Americas: Venezuela’s Hugo Chavez is dying of cancer in Havana, in a live demonstration of Cuba’s vaunted socialized medical care. He went there instead of Brazil because he wanted to make a political statement. What irony.
As party cronies hover at his bedside, Cuban officials bark orders to the government in Caracas, and red-shirted Chavistas hold vigils, all signs are pointing to an imminent exit for the Venezuelan leader who controls a huge part of the world’s oil.
He’s going out exactly as he wouldn’t have liked — helpless and at the mercy of doctors, a far cry from the blaze of heroic socialist glory he might have preferred.
Most galling for him: It didn’t have to happen this way.
His expected demise will be entirely due to his gullibility to leftist propaganda and bad choices that came of it.
“In July 2011, during (a)… summit in Caracas, Brazil’s President, Dilma Rousseff, told a few of her colleagues — in private — that Chavez was likely to die as a result of ‘his excessive paranoia rather than as a consequence of his serious — yet treatable — cancer,'” wrote Venezuelan consultant Pedro Burelli in a newsletter.
“What she meant to say,” Burelli added, “was that by choosing secrecy in Cuba over medical competence at the Sirio-Libanese Hospital in Sao Paulo (where she had been treated successfully for lymphatic cancer) Chavez had condemned himself to a shorter life.”
Burelli noted that it corresponded to his own sources, who told him that Chavez’s chosen successor, Foreign Minister Nicolas Maduro, flew to Brasilia to meet with Rousseff and her oncologist.

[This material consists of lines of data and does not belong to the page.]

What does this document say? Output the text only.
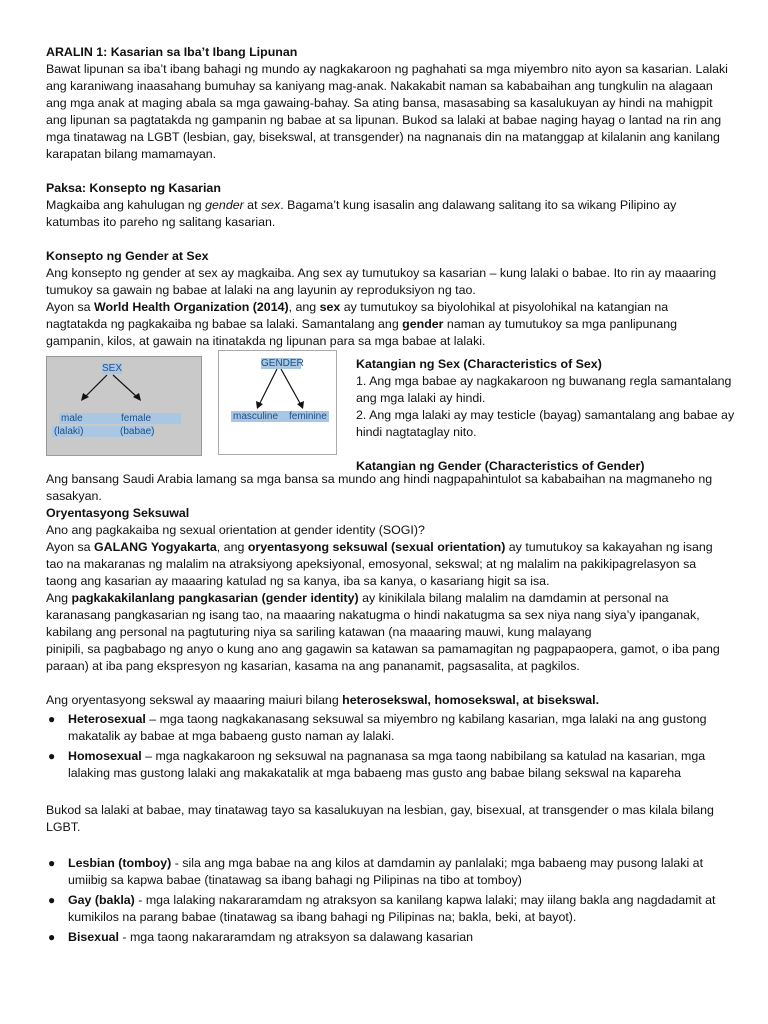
ARALIN 1: Kasarian sa Iba’t Ibang Lipunan

Bawat lipunan sa iba’t ibang bahagi ng mundo ay nagkakaroon ng paghahati sa mga miyembro nito ayon sa kasarian. Lalaki ang karaniwang inaasahang bumuhay sa kaniyang mag-anak. Nakakabit naman sa kababaihan ang tungkulin na alagaan ang mga anak at maging abala sa mga gawaing-bahay. Sa ating bansa, masasabing sa kasalukuyan ay hindi na mahigpit ang lipunan sa pagtatakda ng gampanin ng babae at sa lipunan. Bukod sa lalaki at babae naging hayag o lantad na rin ang mga tinatawag na LGBT (lesbian, gay, bisekswal, at transgender) na nagnanais din na matanggap at kilalanin ang kanilang karapatan bilang mamamayan.

Paksa: Konsepto ng Kasarian

Magkaiba ang kahulugan ng gender at sex. Bagama’t kung isasalin ang dalawang salitang ito sa wikang Pilipino ay katumbas ito pareho ng salitang kasarian.

Konsepto ng Gender at Sex

Ang konsepto ng gender at sex ay magkaiba. Ang sex ay tumutukoy sa kasarian – kung lalaki o babae. Ito rin ay maaaring tumukoy sa gawain ng babae at lalaki na ang layunin ay reproduksiyon ng tao.

Ayon sa World Health Organization (2014), ang sex ay tumutukoy sa biyolohikal at pisyolohikal na katangian na nagtatakda ng pagkakaiba ng babae sa lalaki. Samantalang ang gender naman ay tumutukoy sa mga panlipunang gampanin, kilos, at gawain na itinatakda ng lipunan para sa mga babae at lalaki.

SEX
male	female
(lalaki)	(babae)
GENDER
masculine feminine

Katangian ng Sex (Characteristics of Sex)

1. Ang mga babae ay nagkakaroon ng buwanang regla samantalang ang mga lalaki ay hindi.

2. Ang mga lalaki ay may testicle (bayag) samantalang ang babae ay hindi nagtataglay nito.

Katangian ng Gender (Characteristics of Gender)

Ang bansang Saudi Arabia lamang sa mga bansa sa mundo ang hindi nagpapahintulot sa kababaihan na magmaneho ng sasakyan.

Oryentasyong Seksuwal

Ano ang pagkakaiba ng sexual orientation at gender identity (SOGI)?

Ayon sa GALANG Yogyakarta, ang oryentasyong seksuwal (sexual orientation) ay tumutukoy sa kakayahan ng isang tao na makaranas ng malalim na atraksiyong apeksiyonal, emosyonal, sekswal; at ng malalim na pakikipagrelasyon sa taong ang kasarian ay maaaring katulad ng sa kanya, iba sa kanya, o kasariang higit sa isa.

Ang pagkakakilanlang pangkasarian (gender identity) ay kinikilala bilang malalim na damdamin at personal na karanasang pangkasarian ng isang tao, na maaaring nakatugma o hindi nakatugma sa sex niya nang siya’y ipanganak, kabilang ang personal na pagtuturing niya sa sariling katawan (na maaaring mauwi, kung malayang

pinipili, sa pagbabago ng anyo o kung ano ang gagawin sa katawan sa pamamagitan ng pagpapaopera, gamot, o iba pang paraan) at iba pang ekspresyon ng kasarian, kasama na ang pananamit, pagsasalita, at pagkilos.

Ang oryentasyong sekswal ay maaaring maiuri bilang heterosekswal, homosekswal, at bisekswal.

● Heterosexual – mga taong nagkakanasang seksuwal sa miyembro ng kabilang kasarian, mga lalaki na ang gustong makatalik ay babae at mga babaeng gusto naman ay lalaki.
● Homosexual – mga nagkakaroon ng seksuwal na pagnanasa sa mga taong nabibilang sa katulad na kasarian, mga lalaking mas gustong lalaki ang makakatalik at mga babaeng mas gusto ang babae bilang sekswal na kapareha

Bukod sa lalaki at babae, may tinatawag tayo sa kasalukuyan na lesbian, gay, bisexual, at transgender o mas kilala bilang LGBT.

● Lesbian (tomboy) - sila ang mga babae na ang kilos at damdamin ay panlalaki; mga babaeng may pusong lalaki at umiibig sa kapwa babae (tinatawag sa ibang bahagi ng Pilipinas na tibo at tomboy)
● Gay (bakla) - mga lalaking nakararamdam ng atraksyon sa kanilang kapwa lalaki; may iilang bakla ang nagdadamit at kumikilos na parang babae (tinatawag sa ibang bahagi ng Pilipinas na; bakla, beki, at bayot).
● Bisexual - mga taong nakararamdam ng atraksyon sa dalawang kasarian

He presented the diagnoses from Caracas and Havana and the Brazilian specialist “considered it treatable under world-class protocols available in his center.”
Maduro signaled interest. But the Chavista regime then demanded to pretty much take over the 400-bed hospital, which the Brazilians rejected. “From that moment on the patient was doomed,” Burelli wrote.
According to a 2011 report in the Wall Street Journal, Chavez chose Cuban medical care over the world-class treatment in Brazil for “political” reasons.
“While Mr. Chavez often lauds Cuban doctors, switching from Cuban to Brazilian care would have suggested the Cubans aren’t capable of world class care.”
And that’s pretty much the nub of it, the incredible desire of Chavez, common to all the left, to defend the myth of Cuba’s top-down health care system as superior to health care in free markets.
Praising CastroCare was a prominent feature of Michael Moore’s 2008 phony “documentary,” “Sicko,” which provided a shot in the arm for efforts to set up a socialized health care system in the U.S. — including the costly monstrosity known as ObamaCare.
President Obama’s campaign website continues to feature events that were held “to provide us with the motivation to continue the fight for health insurance reform.”
As Chavez suffers through four surgeries in Cuba, it’s instructive to note it was the Brazilian hospital — a teaching institution with top-of-the-line tomotherapy equipment, 2,000 doctors, and a record of success for beating cancer — that cured Rousseff as well as then-President Fernando Lugo of Paraguay. But it gets no recognition from the likes of Moore, who still promotes CastroCare on his Web site, while ignoring the private U.S. hospitals the Brazilians model themselves after.
Who knows, had he done so, Chavez might have lived.
Cuba by contrast, remains substandard, with average Cubans forced to bring their own bandages, water and sheets to hospitals that haven’t seen repairs in years.
Recent reports say Cuba cut medical spending from $209 million in 2009 to $190 million last year — “bending the cost curve” by giving less care. Sound familiar?
For wealthy foreigners like Chavez, Cuban officials often misstate their abilities to cure, according to Cuban dissident and top neurosurgeon Dr. Hilda Molina, while left-wing sites such as MRZine praise CastroCare because it doesn’t invest in fancy equipment.
As Chavez dies, Cuba itself may go down too if Venezuela’s energy subsidies end. Cuba’s regime, ironically, might be the last victim of its own foul health system.
A generalidade dos estatistas mundiais quando a situação aperta vão a instituições privadas de qualidade, como a Clínica de Cleveland (vejam bem a lista de pacientes que foram chefes de estado). A própria Dilma tratou-se no Hospital Sírio-Libanês de São Paulo. Foram espertos.
Chávez quis passar uma mensagem política e foi a Cuba. Já sabemos como são as condições do hospitais Cubanos para o povo. Mas também se sabe que há sectores em que são melhores… para quem paga ou tem favores. Mas cada vez menos, como Chá vez agora descobriu. Quando falta dinheiro – essa maldição capitalista – toda a sociedade sofre e este episódio providencia mais um sinal disso.
Chávez pode agora ser admirado pela sua coerência. E pela sua férrea força de vontade. Uma figura que sempre foi pouco esperta e que assim permaneceu até ao fim. Mas, pelo menos, coerente.